Dalam soal kesederhanaan, rupanya setali tiga uang dengan para pendiri Ma’had Islam. Begitu sederhananya, sampai dompet di sakunya terbuat dari kertas yang dilipat sedemikian rupa hingga hanya bisa mengantongi satu dua lembar orang. Uniknya lagi, meski dikenal sebagai juru da’wah, rupanya ia terpikat pula dengan dunia bisnis. Usaha yang digelutinya pun tak jauh-jauh dari kegemarannya. Yakni, menjual kitab-kitab berbahasa arab terbitan mesir. Pikirnya, sembari da’wah dan silaturahim, ia bisa menjajakan barang dagangannya.
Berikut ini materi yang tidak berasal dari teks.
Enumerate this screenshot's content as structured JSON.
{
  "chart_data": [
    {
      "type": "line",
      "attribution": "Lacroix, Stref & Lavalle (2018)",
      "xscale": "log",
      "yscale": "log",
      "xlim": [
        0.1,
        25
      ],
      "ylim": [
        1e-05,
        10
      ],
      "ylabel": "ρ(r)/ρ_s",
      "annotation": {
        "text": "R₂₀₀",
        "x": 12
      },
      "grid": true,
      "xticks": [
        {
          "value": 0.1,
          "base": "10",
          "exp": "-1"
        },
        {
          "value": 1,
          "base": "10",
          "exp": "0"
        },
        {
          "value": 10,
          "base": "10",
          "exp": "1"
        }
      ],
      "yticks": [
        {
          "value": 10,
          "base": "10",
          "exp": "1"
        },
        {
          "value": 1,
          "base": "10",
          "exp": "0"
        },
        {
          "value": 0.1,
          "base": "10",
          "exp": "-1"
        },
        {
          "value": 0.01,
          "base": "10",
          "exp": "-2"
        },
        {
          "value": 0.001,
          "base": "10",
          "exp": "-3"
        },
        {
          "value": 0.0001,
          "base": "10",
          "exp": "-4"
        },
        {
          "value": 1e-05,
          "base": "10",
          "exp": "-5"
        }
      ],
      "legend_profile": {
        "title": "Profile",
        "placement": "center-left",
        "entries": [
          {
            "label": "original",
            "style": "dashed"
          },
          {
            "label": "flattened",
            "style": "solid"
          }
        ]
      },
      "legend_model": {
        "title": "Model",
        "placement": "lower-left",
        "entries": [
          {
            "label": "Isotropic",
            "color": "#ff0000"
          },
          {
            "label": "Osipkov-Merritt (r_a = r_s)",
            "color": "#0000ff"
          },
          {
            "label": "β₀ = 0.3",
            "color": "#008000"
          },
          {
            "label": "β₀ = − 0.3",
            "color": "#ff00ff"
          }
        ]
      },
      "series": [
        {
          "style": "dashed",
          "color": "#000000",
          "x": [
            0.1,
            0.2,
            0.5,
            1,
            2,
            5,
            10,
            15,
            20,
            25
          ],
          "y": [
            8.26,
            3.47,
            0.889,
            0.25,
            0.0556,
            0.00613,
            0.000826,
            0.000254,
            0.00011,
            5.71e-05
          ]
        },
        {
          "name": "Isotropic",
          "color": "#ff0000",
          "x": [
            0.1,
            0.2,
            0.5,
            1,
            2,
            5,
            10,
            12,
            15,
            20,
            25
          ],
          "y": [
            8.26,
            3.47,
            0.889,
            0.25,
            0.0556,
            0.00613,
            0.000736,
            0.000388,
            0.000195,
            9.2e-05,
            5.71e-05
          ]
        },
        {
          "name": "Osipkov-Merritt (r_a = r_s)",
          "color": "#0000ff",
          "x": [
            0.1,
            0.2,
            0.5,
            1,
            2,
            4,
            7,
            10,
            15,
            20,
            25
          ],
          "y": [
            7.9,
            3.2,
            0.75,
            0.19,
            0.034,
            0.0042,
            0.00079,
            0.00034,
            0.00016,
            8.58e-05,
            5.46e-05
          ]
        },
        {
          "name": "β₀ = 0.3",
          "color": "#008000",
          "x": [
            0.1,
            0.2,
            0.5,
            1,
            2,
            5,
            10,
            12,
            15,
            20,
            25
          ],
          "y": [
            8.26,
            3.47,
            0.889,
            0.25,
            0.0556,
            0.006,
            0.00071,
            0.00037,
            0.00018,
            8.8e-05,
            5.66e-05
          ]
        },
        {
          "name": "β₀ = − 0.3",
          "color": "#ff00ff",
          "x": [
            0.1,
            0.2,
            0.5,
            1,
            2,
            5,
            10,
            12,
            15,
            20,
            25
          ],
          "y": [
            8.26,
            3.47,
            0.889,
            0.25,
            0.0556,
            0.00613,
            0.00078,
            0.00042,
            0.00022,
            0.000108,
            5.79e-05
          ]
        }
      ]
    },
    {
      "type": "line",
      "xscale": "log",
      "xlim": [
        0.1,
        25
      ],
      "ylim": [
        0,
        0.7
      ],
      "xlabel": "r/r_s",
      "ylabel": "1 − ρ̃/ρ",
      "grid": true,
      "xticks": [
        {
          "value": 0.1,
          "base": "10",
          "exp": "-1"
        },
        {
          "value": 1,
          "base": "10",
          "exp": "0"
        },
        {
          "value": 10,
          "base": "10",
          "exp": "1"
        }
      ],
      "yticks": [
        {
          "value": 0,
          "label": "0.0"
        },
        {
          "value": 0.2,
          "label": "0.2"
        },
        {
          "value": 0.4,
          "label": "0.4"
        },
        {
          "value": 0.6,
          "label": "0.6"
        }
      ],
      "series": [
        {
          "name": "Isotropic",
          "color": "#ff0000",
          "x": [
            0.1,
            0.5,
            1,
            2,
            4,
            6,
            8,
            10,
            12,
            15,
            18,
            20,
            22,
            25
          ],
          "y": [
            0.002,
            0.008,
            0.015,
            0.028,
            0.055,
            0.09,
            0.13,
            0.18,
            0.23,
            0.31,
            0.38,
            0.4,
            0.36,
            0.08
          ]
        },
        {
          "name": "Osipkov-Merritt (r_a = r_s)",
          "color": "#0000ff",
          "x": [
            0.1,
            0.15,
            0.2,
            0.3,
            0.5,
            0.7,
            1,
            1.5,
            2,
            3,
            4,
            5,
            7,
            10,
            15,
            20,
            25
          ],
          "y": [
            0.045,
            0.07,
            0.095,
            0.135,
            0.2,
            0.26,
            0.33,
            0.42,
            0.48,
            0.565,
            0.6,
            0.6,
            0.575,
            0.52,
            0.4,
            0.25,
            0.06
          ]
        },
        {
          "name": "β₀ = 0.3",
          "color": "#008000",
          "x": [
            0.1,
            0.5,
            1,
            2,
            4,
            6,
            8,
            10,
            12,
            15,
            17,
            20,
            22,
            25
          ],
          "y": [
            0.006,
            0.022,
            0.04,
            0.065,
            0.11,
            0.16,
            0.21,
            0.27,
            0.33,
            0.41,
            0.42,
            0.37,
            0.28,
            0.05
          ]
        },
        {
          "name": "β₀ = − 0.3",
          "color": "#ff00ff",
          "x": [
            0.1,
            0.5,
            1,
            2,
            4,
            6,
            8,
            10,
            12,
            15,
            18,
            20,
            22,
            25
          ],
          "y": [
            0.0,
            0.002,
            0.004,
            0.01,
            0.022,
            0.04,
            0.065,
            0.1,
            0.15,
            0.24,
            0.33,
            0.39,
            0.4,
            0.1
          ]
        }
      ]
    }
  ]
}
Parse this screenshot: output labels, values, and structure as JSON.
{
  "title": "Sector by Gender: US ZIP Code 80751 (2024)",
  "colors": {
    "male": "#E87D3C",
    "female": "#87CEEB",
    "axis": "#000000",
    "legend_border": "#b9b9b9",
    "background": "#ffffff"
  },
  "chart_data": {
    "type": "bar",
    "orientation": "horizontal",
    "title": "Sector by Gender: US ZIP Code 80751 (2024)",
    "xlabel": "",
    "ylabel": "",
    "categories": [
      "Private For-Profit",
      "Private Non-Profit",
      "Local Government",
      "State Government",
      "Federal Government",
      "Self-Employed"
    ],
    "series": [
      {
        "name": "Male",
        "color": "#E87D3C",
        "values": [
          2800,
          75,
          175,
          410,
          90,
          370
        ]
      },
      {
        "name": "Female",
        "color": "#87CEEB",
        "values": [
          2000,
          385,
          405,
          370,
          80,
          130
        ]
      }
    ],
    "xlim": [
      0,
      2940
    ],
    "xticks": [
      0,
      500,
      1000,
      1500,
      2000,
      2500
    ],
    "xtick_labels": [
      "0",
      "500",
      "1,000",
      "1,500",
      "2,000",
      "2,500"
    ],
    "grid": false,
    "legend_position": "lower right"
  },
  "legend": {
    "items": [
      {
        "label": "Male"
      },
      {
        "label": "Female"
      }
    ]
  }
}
Partner bisnisnya bukan sembarang perusahaan, toko buku Gunung Agung Jakarta, kebetulan distributornya adalah kawan lama yang biasa mendatangkan kitab-kitab dari mesir. Tapi rupanya, dunia dagang sebenarnya bukan barang baru lagi bagi ustadz. Semenjak jadi murid dan guru di MAI, ia sudah terbiasa menjajakan permen pada saat istirahat sekolah. Sungguh unik dan kaya akan pengalaman ustadz ini. Namun sayang, di usia renta, pada Senin 13 Syafar 1419 atau 8 juni 1998, Sang “Pendekar Kelana” itu pun “Lelah”. Berbekal niatan menyebar pesan Ilahi ini akhirnya menghembuskan nafas terakhir. Berajang pada Sang Kekasih, Allah SWT.